Midterm Usa, i dem vincono ma per Trump sembra un pareggio

Elezioni di midterm Usa possibili conseguenze mondiali

Gli Stati Uniti al voto di Midterm: prevista un’affluenza “record”

I risultati che arrivano dal Senato confermano che all'onda blu delle vittorie dei democratici i repubblicani al Senato rispondono con un muro rosso, con l'immagine che aveva usato nei giorni scorsi il vice presidente Mike Pence.

Di certo però la vera novità di questa campagna e di questa tornata elettorale è che il partito democratico ha compreso dopo la sconfitta della Clinton che se voleva essere competitivo doveva ripartire dalle donne e da tutta quella America maltrattata e umiliata dalle politiche trumpiane. Vittoria dem anche alla Camera con Jennifer Wexton che, secondo le proiezioni della Cnn, ha avuto la meglio sulla rivale repubblicana Barbara Comstock.

Il Presidente Trump ora è quella che in gergo si definisce "anatra zoppa": non ha più la maggioranza in entrambi i rami del Congresso, e dovrà scendere a compromessi con i democratici se vorrà far passare le sue riforme. Su alcune cercheranno di trovare un difficile accordo con i Repubblicani, così da permetterne il passaggio al Senato e l'entrata in vigore, ma molte altre le approveranno e basta: non entreranno in vigore, in mancanza del voto del Senato, ma serviranno a mostrare agli statunitensi quali sono le loro priorità in vista delle elezioni presidenziali e legislative del 2020. Il successo femminile di queste elezioni è dovuto anche alle posizioni misogine dell'attuale presidente Donald Trump, che in queste votazioni potrebbe perdere consensi. Sempre in Senato, e sempre tra le fila dem, si sono confermati alcuni "vecchi" come Bernie Sanders, in realtà in corsa come indipendente, in Vermont (con oltre il 67% dei voti) e Elizabeth "Liz" Warren in Massachusetts. Poco dopo anche Ilhan Omar, 39enne di origini somale, ha vinto in Minnesota. In palio c'erano solo 35 seggi (su 100) e non tutte le sfide erano aperte. Il tutto nei due anni che ci separano dalle elezioni presidenziali del 2020. Ma la divisione del paese, la solidità della maggioranza al Senato e, di fatto, il non sfondamento reale dei democratici se non nel consenso, per il voto degli Stati costieri molto popolati, non dovrebbero procurare ripercussioni notevoli nella linea della Casa Bianca.
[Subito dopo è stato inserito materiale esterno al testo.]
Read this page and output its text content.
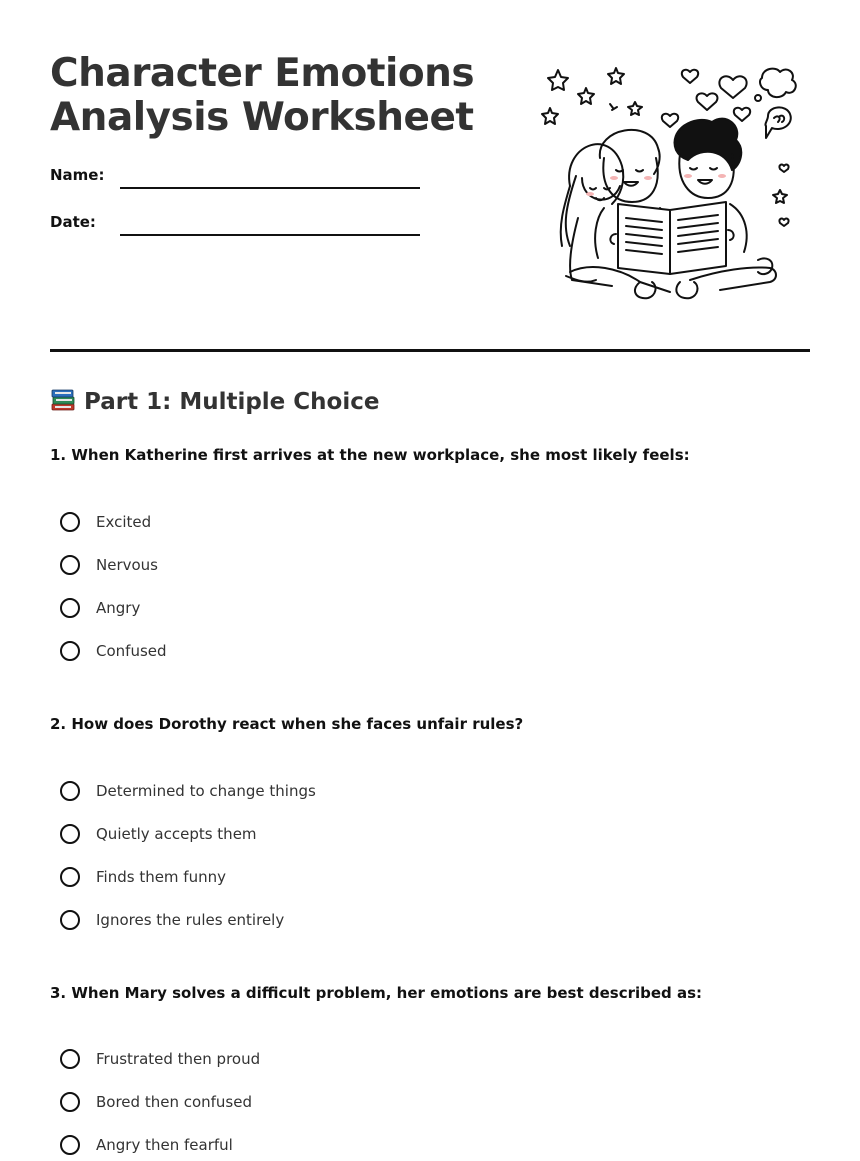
Character Emotions
Analysis Worksheet
Name:
Date:
Part 1: Multiple Choice
1. When Katherine first arrives at the new workplace, she most likely feels:
Excited
Nervous
Angry
Confused
2. How does Dorothy react when she faces unfair rules?
Determined to change things
Quietly accepts them
Finds them funny
Ignores the rules entirely
3. When Mary solves a difficult problem, her emotions are best described as:
Frustrated then proud
Bored then confused
Angry then fearful
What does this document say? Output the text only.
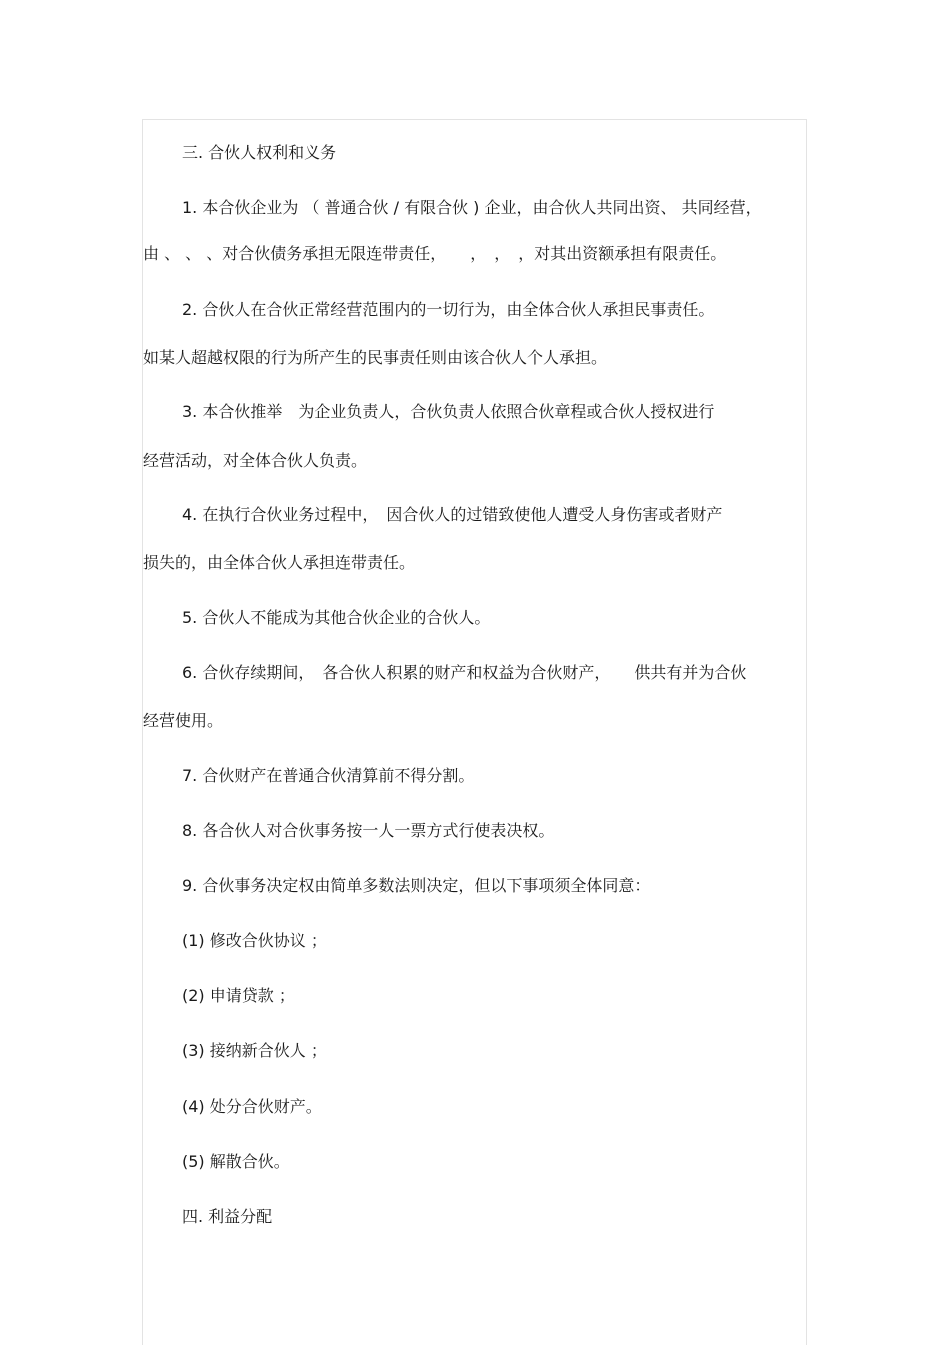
三. 合伙人权利和义务
1. 本合伙企业为 （ 普通合伙 / 有限合伙 ) 企业，由合伙人共同出资、 共同经营，
由 、 、 、对合伙债务承担无限连带责任，　　，　，　，对其出资额承担有限责任。
2. 合伙人在合伙正常经营范围内的一切行为，由全体合伙人承担民事责任。
如某人超越权限的行为所产生的民事责任则由该合伙人个人承担。
3. 本合伙推举　为企业负责人，合伙负责人依照合伙章程或合伙人授权进行
经营活动，对全体合伙人负责。
4. 在执行合伙业务过程中，　因合伙人的过错致使他人遭受人身伤害或者财产
损失的，由全体合伙人承担连带责任。
5. 合伙人不能成为其他合伙企业的合伙人。
6. 合伙存续期间，　各合伙人积累的财产和权益为合伙财产，　　供共有并为合伙
经营使用。
7. 合伙财产在普通合伙清算前不得分割。
8. 各合伙人对合伙事务按一人一票方式行使表决权。
9. 合伙事务决定权由简单多数法则决定，但以下事项须全体同意：
(1) 修改合伙协议 ；
(2) 申请贷款 ；
(3) 接纳新合伙人 ；
(4) 处分合伙财产。
(5) 解散合伙。
四. 利益分配
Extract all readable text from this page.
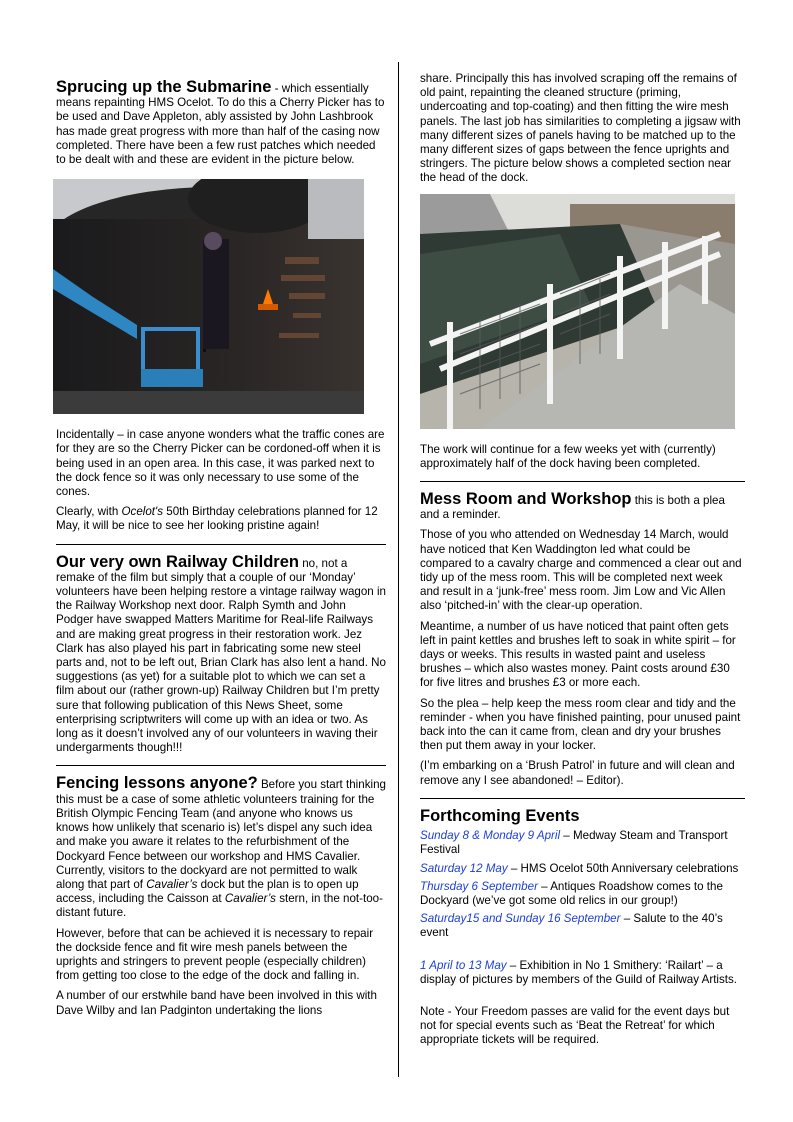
Sprucing up the Submarine - which essentially means repainting HMS Ocelot. To do this a Cherry Picker has to be used and Dave Appleton, ably assisted by John Lashbrook has made great progress with more than half of the casing now completed. There have been a few rust patches which needed to be dealt with and these are evident in the picture below.

Incidentally – in case anyone wonders what the traffic cones are for they are so the Cherry Picker can be cordoned-off when it is being used in an open area. In this case, it was parked next to the dock fence so it was only necessary to use some of the cones.

Clearly, with Ocelot's 50th Birthday celebrations planned for 12 May, it will be nice to see her looking pristine again!

Our very own Railway Children no, not a remake of the film but simply that a couple of our ‘Monday’ volunteers have been helping restore a vintage railway wagon in the Railway Workshop next door. Ralph Symth and John Podger have swapped Matters Maritime for Real-life Railways and are making great progress in their restoration work. Jez Clark has also played his part in fabricating some new steel parts and, not to be left out, Brian Clark has also lent a hand. No suggestions (as yet) for a suitable plot to which we can set a film about our (rather grown-up) Railway Children but I’m pretty sure that following publication of this News Sheet, some enterprising scriptwriters will come up with an idea or two. As long as it doesn’t involved any of our volunteers in waving their undergarments though!!!

Fencing lessons anyone? Before you start thinking this must be a case of some athletic volunteers training for the British Olympic Fencing Team (and anyone who knows us knows how unlikely that scenario is) let’s dispel any such idea and make you aware it relates to the refurbishment of the Dockyard Fence between our workshop and HMS Cavalier. Currently, visitors to the dockyard are not permitted to walk along that part of Cavalier’s dock but the plan is to open up access, including the Caisson at Cavalier’s stern, in the not-too-distant future.

However, before that can be achieved it is necessary to repair the dockside fence and fit wire mesh panels between the uprights and stringers to prevent people (especially children) from getting too close to the edge of the dock and falling in.

A number of our erstwhile band have been involved in this with Dave Wilby and Ian Padginton undertaking the lions

share. Principally this has involved scraping off the remains of old paint, repainting the cleaned structure (priming, undercoating and top-coating) and then fitting the wire mesh panels. The last job has similarities to completing a jigsaw with many different sizes of panels having to be matched up to the many different sizes of gaps between the fence uprights and stringers. The picture below shows a completed section near the head of the dock.

The work will continue for a few weeks yet with (currently) approximately half of the dock having been completed.

Mess Room and Workshop this is both a plea and a reminder.

Those of you who attended on Wednesday 14 March, would have noticed that Ken Waddington led what could be compared to a cavalry charge and commenced a clear out and tidy up of the mess room. This will be completed next week and result in a ‘junk-free’ mess room. Jim Low and Vic Allen also ‘pitched-in’ with the clear-up operation.

Meantime, a number of us have noticed that paint often gets left in paint kettles and brushes left to soak in white spirit – for days or weeks. This results in wasted paint and useless brushes – which also wastes money. Paint costs around £30 for five litres and brushes £3 or more each.

So the plea – help keep the mess room clear and tidy and the reminder - when you have finished painting, pour unused paint back into the can it came from, clean and dry your brushes then put them away in your locker.

(I’m embarking on a ‘Brush Patrol’ in future and will clean and remove any I see abandoned! – Editor).

Forthcoming Events

Sunday 8 & Monday 9 April – Medway Steam and Transport Festival

Saturday 12 May – HMS Ocelot 50th Anniversary celebrations

Thursday 6 September – Antiques Roadshow comes to the Dockyard (we’ve got some old relics in our group!)

Saturday15 and Sunday 16 September – Salute to the 40’s event

1 April to 13 May – Exhibition in No 1 Smithery: ‘Railart’ – a display of pictures by members of the Guild of Railway Artists.

Note - Your Freedom passes are valid for the event days but not for special events such as ‘Beat the Retreat’ for which appropriate tickets will be required.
Recensione Honda Accord 2016
Per garantire la sicurezza del conducente e dell'auto, la telecamera posteriore è integrata con dei sensori di parcheggio. A seconda dell'intensità della pioggia battente sul parabrezza, i tergicristalli si regoleranno automaticamente.


E' un Congresso diviso quello che esce dalle elezioni di midterm del 2018. In Alabama, West Virginia e Oregon i cittadini sono stati chiamati ad esprimersi su degli emendamenti della costituzione contro l'aborto: emendamenti approvati in West Virginia e in Alabama, ma respinti in Oregon. Quest'ultimi hanno infatti "rubato" 7 governatori ai repubblicani. Nell'Idaho è stato riconfermato il repubblicano Brad Little. "Il fatto che non stiamo parlando di una batosta questa notte, veramente ci dice molto del nostro presidente e del mio boss", ha detto Kellyanne Conway, consigliere del presidente, usando il termine con cui Barack Obama aveva descritto la devastante sconfitta dei democratici nel 2010. Bill Nelson, democratico, ha perso nella corsa al governatorato della Florida contro il governatore uscente Rick Scott. "Si tratta anche del ripristino dei controlli e contrappesi costituzionali sull'amministrazione Trump" ha detto Pelosi in una conferenza stampa, dopo che i democratici hanno ripreso il controllo della Camera nelle elezioni di midterm.

Poi c'è la democratica Sharice Davids che ha vinto in Kansas ed è diventa la prima donna nativo-americana in Congresso. Oppure i numerosi candidati dichiaratamente omosessuali fra cui la stessa Davids o Jared Polis, repubblicano progressista eletto governatore del Colorado.

Le prime due deputate musulmane sono state elette alla Camera dei rappresentanti negli Stati Uniti.